Mısırlı bir adamın kalp hastalığı vardı. Doktorlar hastalığının çok ağır olduğunu, ameliyatın yalnız yurtdışında yapılabileceğini söylediler. Adam zaman kaybetmeden Londra'ya gitti ve kendine iyi bir doktor buldu. Doktoru hastalığının ağır olduğunu ve ameliyat olursa da %1 yaşam şansı olduğunu söyledi. Adam ne yapacağını bilemedi. Düşündü taşındı ve doktora ameliyattan önce memleketine dönerek, vasiyetini yazacağını, işlerini yoluna koyarak on günün içinde geri geleceğini söyledi.
Adam memleketine geldi, on günün içinde düzene koydu herşeyi, yakınlarıyla helallaşıp evden ayrıldı. Yolu Pazarın karşısından geçiyordu. Pazarda bir kasap etlerin kötü yerlerini ayırıp çöpe atıyordu. Bir taraftan da genç bir kadın kasapın çöpe attığı etleri topluyordu...
devamı sonraki sayfayda...
Kadına yaklaştı, etlerin kötü kısımlarını neden çöpten topladığını sordu. Kadın utanarak beş çocuğu olduğunu, çocuklarının yalnız yılda bir kez Kurban bayramında et yediklerini söyledi. Adam duyduklarına çok üzülmüşdü. Kasaptan 5 kilo et alıp kadına verdi, sonra ise kasabın her ay bu kadına 5 kilo et vermesi için 5 yıllık et parasını önceden ödedi. Kadın gözleri yaşlı ve sevinç içinde ellerini göğe açarak; Allah'ım.. dedi. Sen bu adamın bütün zorluklarını kolaylaştır..

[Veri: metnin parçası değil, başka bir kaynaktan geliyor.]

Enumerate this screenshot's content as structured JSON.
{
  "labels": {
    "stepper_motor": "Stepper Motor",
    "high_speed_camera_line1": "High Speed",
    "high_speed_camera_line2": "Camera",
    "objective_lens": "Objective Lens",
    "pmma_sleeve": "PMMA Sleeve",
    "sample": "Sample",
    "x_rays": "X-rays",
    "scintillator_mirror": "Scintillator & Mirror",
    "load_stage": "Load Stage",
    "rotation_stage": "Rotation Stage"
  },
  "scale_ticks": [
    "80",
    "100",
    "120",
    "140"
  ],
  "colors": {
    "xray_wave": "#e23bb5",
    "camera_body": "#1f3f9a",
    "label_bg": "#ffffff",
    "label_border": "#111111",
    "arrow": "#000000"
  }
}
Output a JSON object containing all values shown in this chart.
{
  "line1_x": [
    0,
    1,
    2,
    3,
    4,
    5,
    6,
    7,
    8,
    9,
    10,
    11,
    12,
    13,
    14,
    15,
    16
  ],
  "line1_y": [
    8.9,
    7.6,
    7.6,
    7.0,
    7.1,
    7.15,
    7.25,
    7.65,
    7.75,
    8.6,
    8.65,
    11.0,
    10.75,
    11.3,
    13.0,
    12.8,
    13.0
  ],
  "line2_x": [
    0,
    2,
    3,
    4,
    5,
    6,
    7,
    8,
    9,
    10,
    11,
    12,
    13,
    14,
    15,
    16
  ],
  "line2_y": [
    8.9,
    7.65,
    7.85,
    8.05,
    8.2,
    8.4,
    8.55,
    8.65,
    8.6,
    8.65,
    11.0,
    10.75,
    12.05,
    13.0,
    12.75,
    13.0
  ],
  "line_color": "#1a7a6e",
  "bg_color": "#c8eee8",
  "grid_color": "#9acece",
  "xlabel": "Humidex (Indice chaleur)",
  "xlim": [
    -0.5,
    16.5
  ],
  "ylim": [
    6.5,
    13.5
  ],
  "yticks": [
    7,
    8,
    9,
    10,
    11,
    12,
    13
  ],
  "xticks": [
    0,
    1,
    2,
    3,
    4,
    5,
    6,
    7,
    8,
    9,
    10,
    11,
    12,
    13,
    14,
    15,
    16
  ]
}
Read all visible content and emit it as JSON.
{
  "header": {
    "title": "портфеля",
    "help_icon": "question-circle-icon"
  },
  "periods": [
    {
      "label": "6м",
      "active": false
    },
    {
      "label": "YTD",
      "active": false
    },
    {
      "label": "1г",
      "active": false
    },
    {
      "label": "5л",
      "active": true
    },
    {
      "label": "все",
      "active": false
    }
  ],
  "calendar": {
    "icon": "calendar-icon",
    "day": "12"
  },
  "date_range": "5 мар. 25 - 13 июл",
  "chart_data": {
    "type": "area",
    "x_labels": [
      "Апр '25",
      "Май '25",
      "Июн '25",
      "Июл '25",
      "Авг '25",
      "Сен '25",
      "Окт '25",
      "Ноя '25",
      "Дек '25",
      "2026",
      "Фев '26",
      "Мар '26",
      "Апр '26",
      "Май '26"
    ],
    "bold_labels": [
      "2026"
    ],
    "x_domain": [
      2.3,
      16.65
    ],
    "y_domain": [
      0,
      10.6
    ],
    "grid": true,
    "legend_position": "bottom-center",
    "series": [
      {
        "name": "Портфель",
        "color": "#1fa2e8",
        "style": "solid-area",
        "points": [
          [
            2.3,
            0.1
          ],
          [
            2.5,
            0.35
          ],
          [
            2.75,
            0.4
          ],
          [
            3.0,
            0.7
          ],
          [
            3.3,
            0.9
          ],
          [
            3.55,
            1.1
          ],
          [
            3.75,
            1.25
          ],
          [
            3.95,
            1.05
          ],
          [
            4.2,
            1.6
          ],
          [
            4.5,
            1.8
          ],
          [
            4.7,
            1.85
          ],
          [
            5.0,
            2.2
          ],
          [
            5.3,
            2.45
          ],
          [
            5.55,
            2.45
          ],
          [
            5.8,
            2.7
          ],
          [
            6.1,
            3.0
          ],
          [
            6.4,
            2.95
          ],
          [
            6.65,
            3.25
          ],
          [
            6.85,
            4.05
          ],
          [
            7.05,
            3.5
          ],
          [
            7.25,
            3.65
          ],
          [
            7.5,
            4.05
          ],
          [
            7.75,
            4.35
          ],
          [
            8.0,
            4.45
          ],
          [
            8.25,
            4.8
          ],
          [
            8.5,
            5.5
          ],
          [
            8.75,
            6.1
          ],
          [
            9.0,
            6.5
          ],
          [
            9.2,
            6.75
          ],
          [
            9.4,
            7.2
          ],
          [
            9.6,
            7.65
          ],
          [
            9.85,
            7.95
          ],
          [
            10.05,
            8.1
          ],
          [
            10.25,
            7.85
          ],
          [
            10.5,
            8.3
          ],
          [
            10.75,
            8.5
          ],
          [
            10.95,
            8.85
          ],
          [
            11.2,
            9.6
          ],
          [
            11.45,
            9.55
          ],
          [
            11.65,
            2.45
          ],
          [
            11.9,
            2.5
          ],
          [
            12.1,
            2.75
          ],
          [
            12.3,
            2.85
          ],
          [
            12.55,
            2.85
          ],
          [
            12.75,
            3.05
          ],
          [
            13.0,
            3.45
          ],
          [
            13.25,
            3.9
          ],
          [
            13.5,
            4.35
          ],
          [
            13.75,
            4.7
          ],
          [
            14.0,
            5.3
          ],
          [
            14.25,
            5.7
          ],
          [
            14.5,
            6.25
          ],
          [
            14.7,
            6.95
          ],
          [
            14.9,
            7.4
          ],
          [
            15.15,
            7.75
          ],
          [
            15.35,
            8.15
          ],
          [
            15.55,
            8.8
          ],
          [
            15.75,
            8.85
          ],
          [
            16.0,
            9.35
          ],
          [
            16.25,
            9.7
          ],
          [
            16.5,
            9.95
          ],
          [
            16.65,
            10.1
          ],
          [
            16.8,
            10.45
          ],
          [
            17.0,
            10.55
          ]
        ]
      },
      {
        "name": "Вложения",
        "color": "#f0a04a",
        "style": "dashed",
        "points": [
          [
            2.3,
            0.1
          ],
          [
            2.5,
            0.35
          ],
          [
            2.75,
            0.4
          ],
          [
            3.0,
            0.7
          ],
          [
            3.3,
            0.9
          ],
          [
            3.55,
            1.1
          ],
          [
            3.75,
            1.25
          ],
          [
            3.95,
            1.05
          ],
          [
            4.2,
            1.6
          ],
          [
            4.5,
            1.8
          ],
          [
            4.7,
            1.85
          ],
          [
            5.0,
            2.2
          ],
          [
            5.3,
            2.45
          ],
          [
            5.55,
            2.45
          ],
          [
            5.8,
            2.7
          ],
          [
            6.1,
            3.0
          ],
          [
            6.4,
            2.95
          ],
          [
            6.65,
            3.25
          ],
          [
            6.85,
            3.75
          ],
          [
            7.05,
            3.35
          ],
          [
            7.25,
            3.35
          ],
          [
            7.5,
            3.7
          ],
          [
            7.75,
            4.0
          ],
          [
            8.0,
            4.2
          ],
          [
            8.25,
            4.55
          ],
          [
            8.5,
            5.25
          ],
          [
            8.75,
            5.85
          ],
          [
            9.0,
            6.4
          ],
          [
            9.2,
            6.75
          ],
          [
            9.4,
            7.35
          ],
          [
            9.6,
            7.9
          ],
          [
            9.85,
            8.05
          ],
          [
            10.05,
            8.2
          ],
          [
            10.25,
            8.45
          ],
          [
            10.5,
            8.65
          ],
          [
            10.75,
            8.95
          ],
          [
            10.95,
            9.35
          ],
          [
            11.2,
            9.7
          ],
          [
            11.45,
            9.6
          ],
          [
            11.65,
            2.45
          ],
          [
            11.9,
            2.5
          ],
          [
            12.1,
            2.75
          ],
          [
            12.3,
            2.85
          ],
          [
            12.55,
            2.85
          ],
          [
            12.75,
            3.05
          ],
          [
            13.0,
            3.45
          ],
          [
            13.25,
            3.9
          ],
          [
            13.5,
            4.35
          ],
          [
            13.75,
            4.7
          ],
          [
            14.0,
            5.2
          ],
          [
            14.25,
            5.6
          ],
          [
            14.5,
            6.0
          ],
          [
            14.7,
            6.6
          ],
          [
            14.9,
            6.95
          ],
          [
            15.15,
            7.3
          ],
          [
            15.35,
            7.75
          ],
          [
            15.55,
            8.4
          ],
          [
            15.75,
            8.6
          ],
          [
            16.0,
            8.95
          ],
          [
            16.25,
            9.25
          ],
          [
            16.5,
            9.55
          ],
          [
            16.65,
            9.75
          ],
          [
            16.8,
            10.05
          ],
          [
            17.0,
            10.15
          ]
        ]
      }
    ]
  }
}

Kadın içten öyle dua etmişti ki duası bütün Arş'ı salladı..
.. Adam Londra'dakı hastaneye gelmişti. Ameliyyat öncesi yeniden muayene olunması gerekiyordu. Muayene eden doktor şaşırmış durumdaydı, üç kez yeniden adamı muayene etti, sonra adama bakarak: "Bu bir mucize, kalbin tam sağlam." dedi.
.. Adam kadının onun için ettiği duayı hatırladı ve doktora;
- "Mucize değil, bir kadının gözyaşları sebebi ile Allah'ın verdiği şifadır bu." dedi.
Taberani : Peygamber Efendimiz buyurdular:
''Mallarınızı zekatla koruyunuz. Hastalarınızı sadaka ile tedavi ediniz. Belaları da dua ile karşılayıp savınız.''
Yüce yaratan bizlerede hayatımızı olumlu yönde değiştirecek, hayır be hasenat yapmayı cümlemize, nasip eylesin.